As long as there have
been sports, there have been maniacal super fans—face painters, chest painters,
Rainbow Wig Dude, Jerry Jones, etc. The Royals have others, most notably SungWoo Lee, the South Korean Royals admirer who
was mobbed upon his arrival at the Kansas City airport, and was seen during
Game 1 sitting next to actor and K.C. native Paul Rudd. The same night, a
Florida super fan named Laurence Leavy created a stir sitting behind home plate
wearing a Miami Marlins jacket the color of a traffic cone.
The Catsuit Guys have
become minor celebrities, too. Over the course of our interview, they were
repeatedly interrupted by fans who asked to take photographs. Before the game,
Royals catcher Salvador Perez posted their picture on his Facebook page. “I
know these cats are ready,” Perez wrote. “Are you?” The Catsuit Guys had helped
raise money for a young Royals fan with cerebral palsy to get to the World
Series; thanks to a donated ticket, he was supposed to be in attendance for
Game 2.
Stoner, meanwhile, was
talking about wearing the catsuit to a Chiefs game in Oakland next month. “I’m
working on getting red cats,” he said.
“We just like to have
fun,” Long said. “We think people take life too seriously.”
Later during Game 1, I
spoke to Long’s wife, Melissa, on the phone. “I grew up with both of them,” she
said. “Nothing they do surprises me.”
The Catsuit Guys hit a
speed bump on Tuesday night.
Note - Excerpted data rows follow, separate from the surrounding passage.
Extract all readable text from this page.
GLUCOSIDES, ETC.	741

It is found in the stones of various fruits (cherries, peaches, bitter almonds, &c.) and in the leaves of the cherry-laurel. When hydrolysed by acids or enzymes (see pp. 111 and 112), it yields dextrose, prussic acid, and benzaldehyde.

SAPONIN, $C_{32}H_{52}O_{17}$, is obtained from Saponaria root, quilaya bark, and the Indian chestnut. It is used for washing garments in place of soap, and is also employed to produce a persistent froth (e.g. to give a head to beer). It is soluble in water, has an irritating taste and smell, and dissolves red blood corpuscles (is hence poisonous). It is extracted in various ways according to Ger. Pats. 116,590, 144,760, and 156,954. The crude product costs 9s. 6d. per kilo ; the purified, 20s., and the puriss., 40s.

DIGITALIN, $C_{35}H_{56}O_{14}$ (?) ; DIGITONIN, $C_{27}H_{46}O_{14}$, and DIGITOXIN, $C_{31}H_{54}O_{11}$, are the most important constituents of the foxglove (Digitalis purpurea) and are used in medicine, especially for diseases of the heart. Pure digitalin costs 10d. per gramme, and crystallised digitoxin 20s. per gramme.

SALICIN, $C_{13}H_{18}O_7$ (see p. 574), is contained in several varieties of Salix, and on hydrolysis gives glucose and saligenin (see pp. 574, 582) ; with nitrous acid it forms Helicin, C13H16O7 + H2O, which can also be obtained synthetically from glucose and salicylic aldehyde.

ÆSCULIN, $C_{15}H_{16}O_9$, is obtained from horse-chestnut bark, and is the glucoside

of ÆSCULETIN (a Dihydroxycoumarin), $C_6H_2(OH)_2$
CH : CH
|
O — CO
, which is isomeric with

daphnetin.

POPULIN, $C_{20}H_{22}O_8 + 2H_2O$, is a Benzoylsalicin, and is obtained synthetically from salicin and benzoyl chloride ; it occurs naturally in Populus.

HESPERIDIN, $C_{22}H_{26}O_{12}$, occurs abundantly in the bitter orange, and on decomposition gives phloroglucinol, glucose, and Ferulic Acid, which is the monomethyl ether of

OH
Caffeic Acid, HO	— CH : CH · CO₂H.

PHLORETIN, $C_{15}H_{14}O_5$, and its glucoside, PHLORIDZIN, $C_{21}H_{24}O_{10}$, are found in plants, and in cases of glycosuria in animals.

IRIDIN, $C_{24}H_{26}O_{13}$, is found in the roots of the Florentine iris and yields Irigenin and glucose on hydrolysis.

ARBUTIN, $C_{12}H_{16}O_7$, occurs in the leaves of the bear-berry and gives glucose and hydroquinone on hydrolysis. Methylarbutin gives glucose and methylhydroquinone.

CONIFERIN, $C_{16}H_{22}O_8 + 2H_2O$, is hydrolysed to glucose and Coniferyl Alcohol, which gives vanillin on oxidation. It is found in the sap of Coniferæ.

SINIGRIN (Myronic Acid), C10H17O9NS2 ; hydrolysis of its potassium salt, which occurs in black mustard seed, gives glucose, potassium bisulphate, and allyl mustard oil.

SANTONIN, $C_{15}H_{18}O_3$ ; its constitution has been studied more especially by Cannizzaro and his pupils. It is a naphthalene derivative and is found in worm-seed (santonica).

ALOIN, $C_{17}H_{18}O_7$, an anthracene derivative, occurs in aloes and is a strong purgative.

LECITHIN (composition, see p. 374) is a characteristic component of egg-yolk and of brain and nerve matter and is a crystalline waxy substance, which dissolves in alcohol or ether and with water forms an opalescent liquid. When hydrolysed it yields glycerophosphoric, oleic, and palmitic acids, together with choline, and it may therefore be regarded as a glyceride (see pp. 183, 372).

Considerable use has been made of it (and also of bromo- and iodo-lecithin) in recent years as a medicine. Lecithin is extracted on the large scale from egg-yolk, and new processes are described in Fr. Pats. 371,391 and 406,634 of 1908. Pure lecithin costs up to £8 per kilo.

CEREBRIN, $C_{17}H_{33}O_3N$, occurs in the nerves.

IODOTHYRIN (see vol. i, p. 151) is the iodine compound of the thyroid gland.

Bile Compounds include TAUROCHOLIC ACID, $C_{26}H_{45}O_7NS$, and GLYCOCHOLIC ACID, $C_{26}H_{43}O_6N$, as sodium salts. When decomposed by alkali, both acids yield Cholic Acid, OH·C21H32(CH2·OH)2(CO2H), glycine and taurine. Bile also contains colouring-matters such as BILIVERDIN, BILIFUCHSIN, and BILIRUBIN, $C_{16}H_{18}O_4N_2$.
The 2014 club had ridden a remarkable eight-game
playoff win streak into Game 1. But the Giants jumped on the Royals early and
never relented, cruising to an easy 7-1 win. (The Royals rebounded in Game 2,
winning 7-2 to even the series.)
I ran into Long and
Stoner shortly after the last out of Game 1. They were disappointed, but far
from dejected. How could they be dejected? It had been 29 years since a night
like this. They remembered how it used to be in Kansas City not so long ago,
when the stadium was a quarter full and the Royals were a baseball
afterthought.
This was a
best-of-seven series. Cats had lives, and the Catsuits would be back.